Update resolveStarterDir to accept your new kit name by adding it to the union type:

typescript
function resolveStarterDir(kitName: 'docs' | 'portfolio' | 'general' | 'my-kit'): string {

3. Add the kit type to StarterKitType

Open libs/templates/src/types.ts and add your kit name to the union:

typescript
export type StarterKitType = 'docs' | 'portfolio' | 'extension' | 'general' | 'my-kit';

4. Register the kit in the server route

Open apps/server/src/routes/setup/routes/scaffold-starter.ts.

Add 'my-kit' to the validation check and the scaffolders map:

typescript
// Validation
if (!kitType || !['docs', 'portfolio', 'general', 'my-kit'].includes(kitType)) {
  // ...
}

// Scaffolders map
const scaffolders = {
  docs: scaffoldDocsStarter,
  portfolio: scaffoldPortfolioStarter,
  general: scaffoldGeneralStarter,
  'my-kit': scaffoldMyKitStarter, // add this
};

Update the import at the top:

typescript
import {
  scaffoldDocsStarter,
  scaffoldPortfolioStarter,
  scaffoldGeneralStarter,
  scaffoldMyKitStarter, // add this
} from '@protolabsai/templates';

Also update the ScaffoldStarterRequest type in the same file:

typescript
interface ScaffoldStarterRequest {
  projectPath: string;
  kitType: 'docs' | 'portfolio' | 'general' | 'my-kit'; // add your kit
  projectName?: string;
}

5. Register the template in the UI

Open apps/ui/src/lib/templates.ts and add an entry to starterTemplates:

typescript
{
  id: 'my-kit',
  name: 'My Kit',
  description: 'Short description shown in the New Project dialog.',
  source: 'scaffold',
  kitType: 'my-kit',
  techStack: ['TypeScript', 'Node.js'],
  features: [
    'Feature one',
    'Feature two',
  ],
  category: 'backend',  // 'fullstack' | 'frontend' | 'backend' | 'ai' | 'other'
  author: 'protoLabs',
},

6. Build and verify

bash
# Rebuild the templates package
npm run build --workspace=libs/templates

# Rebuild the server
npm run build:server

# Run typecheck
npm run typecheck

Test the scaffold via the server route:

bash
curl -X POST http://localhost:3000/api/setup/scaffold-starter \
  -H 'Content-Type: application/json' \
  -d '{"projectPath": "/tmp/my-kit-test", "kitType": "my-kit", "projectName": "test-project"}'

Verify the output directory contains your starter files with the project name substituted.

7. Add documentation

Add a page at docs/templates/my-kit-starter.md documenting the kit. Follow the pattern of docs-starter.md and portfolio-starter.md.

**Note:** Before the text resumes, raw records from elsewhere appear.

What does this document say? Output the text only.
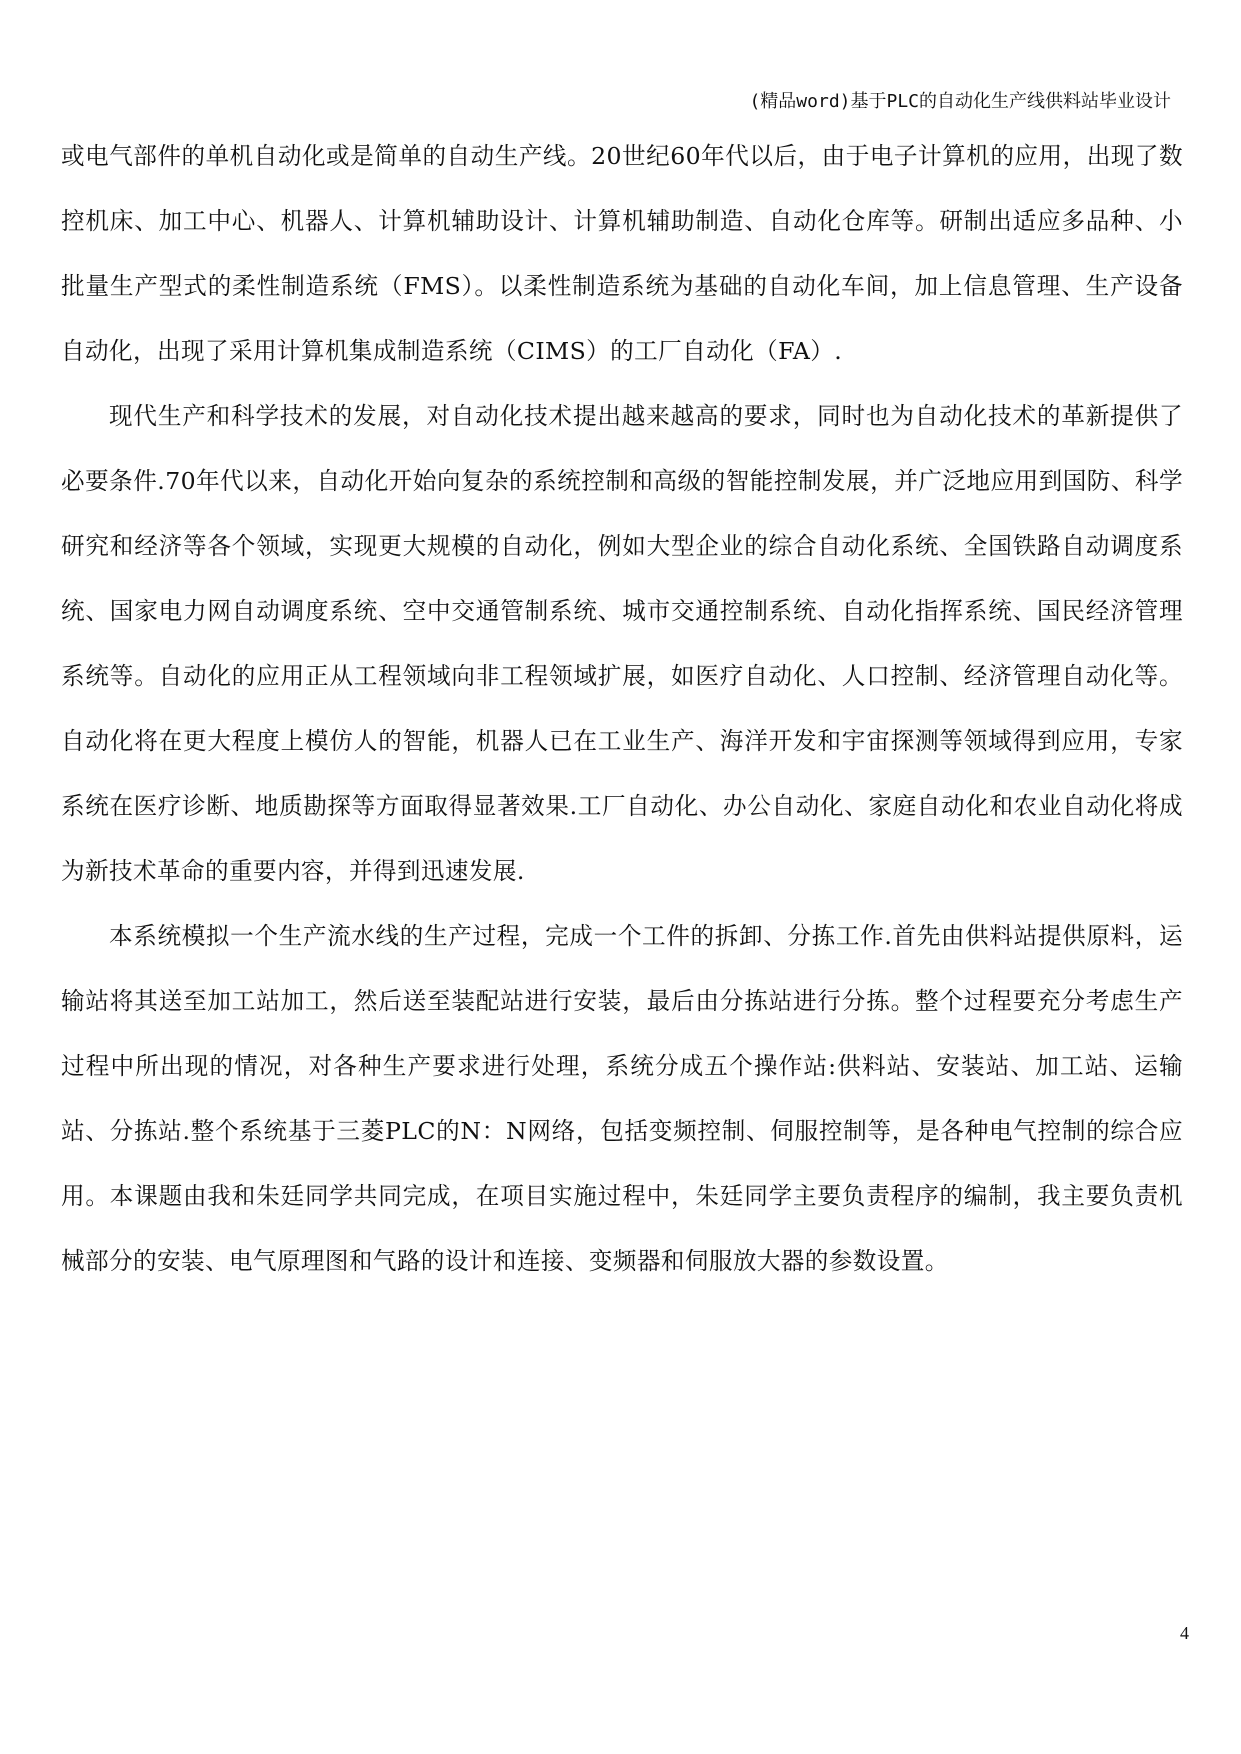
(精品word)基于PLC的自动化生产线供料站毕业设计

或电气部件的单机自动化或是简单的自动生产线。20世纪60年代以后，由于电子计算机的应用，出现了数控机床、加工中心、机器人、计算机辅助设计、计算机辅助制造、自动化仓库等。研制出适应多品种、小批量生产型式的柔性制造系统（FMS）。以柔性制造系统为基础的自动化车间，加上信息管理、生产设备自动化，出现了采用计算机集成制造系统（CIMS）的工厂自动化（FA）.

现代生产和科学技术的发展，对自动化技术提出越来越高的要求，同时也为自动化技术的革新提供了必要条件.70年代以来，自动化开始向复杂的系统控制和高级的智能控制发展，并广泛地应用到国防、科学研究和经济等各个领域，实现更大规模的自动化，例如大型企业的综合自动化系统、全国铁路自动调度系统、国家电力网自动调度系统、空中交通管制系统、城市交通控制系统、自动化指挥系统、国民经济管理系统等。自动化的应用正从工程领域向非工程领域扩展，如医疗自动化、人口控制、经济管理自动化等。自动化将在更大程度上模仿人的智能，机器人已在工业生产、海洋开发和宇宙探测等领域得到应用，专家系统在医疗诊断、地质勘探等方面取得显著效果.工厂自动化、办公自动化、家庭自动化和农业自动化将成为新技术革命的重要内容，并得到迅速发展.

本系统模拟一个生产流水线的生产过程，完成一个工件的拆卸、分拣工作.首先由供料站提供原料，运输站将其送至加工站加工，然后送至装配站进行安装，最后由分拣站进行分拣。整个过程要充分考虑生产过程中所出现的情况，对各种生产要求进行处理，系统分成五个操作站:供料站、安装站、加工站、运输站、分拣站.整个系统基于三菱PLC的N：N网络，包括变频控制、伺服控制等，是各种电气控制的综合应用。本课题由我和朱廷同学共同完成，在项目实施过程中，朱廷同学主要负责程序的编制，我主要负责机械部分的安装、电气原理图和气路的设计和连接、变频器和伺服放大器的参数设置。

4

Update docs/templates/index.md to include the new kit in the available kits table.


Register a clone-based kit

If your kit requires native build scripts or toolchain setup that makes local file copying impractical, register it as a clone-based template instead.

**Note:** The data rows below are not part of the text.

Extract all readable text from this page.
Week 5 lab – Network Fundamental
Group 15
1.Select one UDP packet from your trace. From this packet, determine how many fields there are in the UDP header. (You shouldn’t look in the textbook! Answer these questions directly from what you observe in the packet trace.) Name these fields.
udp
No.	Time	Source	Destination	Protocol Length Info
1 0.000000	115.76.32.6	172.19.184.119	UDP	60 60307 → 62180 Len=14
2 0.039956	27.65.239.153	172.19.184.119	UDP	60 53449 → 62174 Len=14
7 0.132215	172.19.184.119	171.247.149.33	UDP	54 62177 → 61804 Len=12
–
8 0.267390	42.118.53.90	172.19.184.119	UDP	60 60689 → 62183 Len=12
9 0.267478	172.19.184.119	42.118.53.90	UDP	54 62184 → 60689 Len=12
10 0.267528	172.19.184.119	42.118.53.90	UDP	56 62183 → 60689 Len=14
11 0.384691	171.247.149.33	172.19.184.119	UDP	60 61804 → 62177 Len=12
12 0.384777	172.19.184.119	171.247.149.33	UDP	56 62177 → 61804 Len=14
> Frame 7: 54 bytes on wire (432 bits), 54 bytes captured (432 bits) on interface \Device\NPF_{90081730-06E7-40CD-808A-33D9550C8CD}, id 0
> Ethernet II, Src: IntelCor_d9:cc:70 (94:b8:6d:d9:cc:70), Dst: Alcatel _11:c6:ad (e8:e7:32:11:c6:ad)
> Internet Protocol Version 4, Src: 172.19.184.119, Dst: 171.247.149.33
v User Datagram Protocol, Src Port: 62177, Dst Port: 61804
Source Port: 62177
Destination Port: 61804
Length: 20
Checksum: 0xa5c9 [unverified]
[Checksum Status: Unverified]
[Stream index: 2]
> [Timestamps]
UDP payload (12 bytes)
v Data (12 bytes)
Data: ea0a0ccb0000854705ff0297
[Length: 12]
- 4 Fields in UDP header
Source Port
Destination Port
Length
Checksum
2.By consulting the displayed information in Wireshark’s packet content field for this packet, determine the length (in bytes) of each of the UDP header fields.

Clone-based templates are provisioned via git clone and do not require changes to the server route or the @protolabsai/templates package. You only need to:

  1. Push the template repository to GitHub (e.g., https://github.com/protoLabsAI/my-kit-template)
  2. Add the entry to apps/ui/src/lib/templates.ts with source: 'clone' and repoUrl:
typescript
{
  id: 'my-kit',
  name: 'My Kit',
  description: 'Short description.',
  source: 'clone',
  repoUrl: 'https://github.com/protoLabsAI/my-kit-template',
  techStack: ['WXT', 'TypeScript'],
  features: ['Feature one', 'Feature two'],
  category: 'frontend',
  author: 'protoLabs',
},

The UI handles the rest. No kitType field is needed for clone-based templates.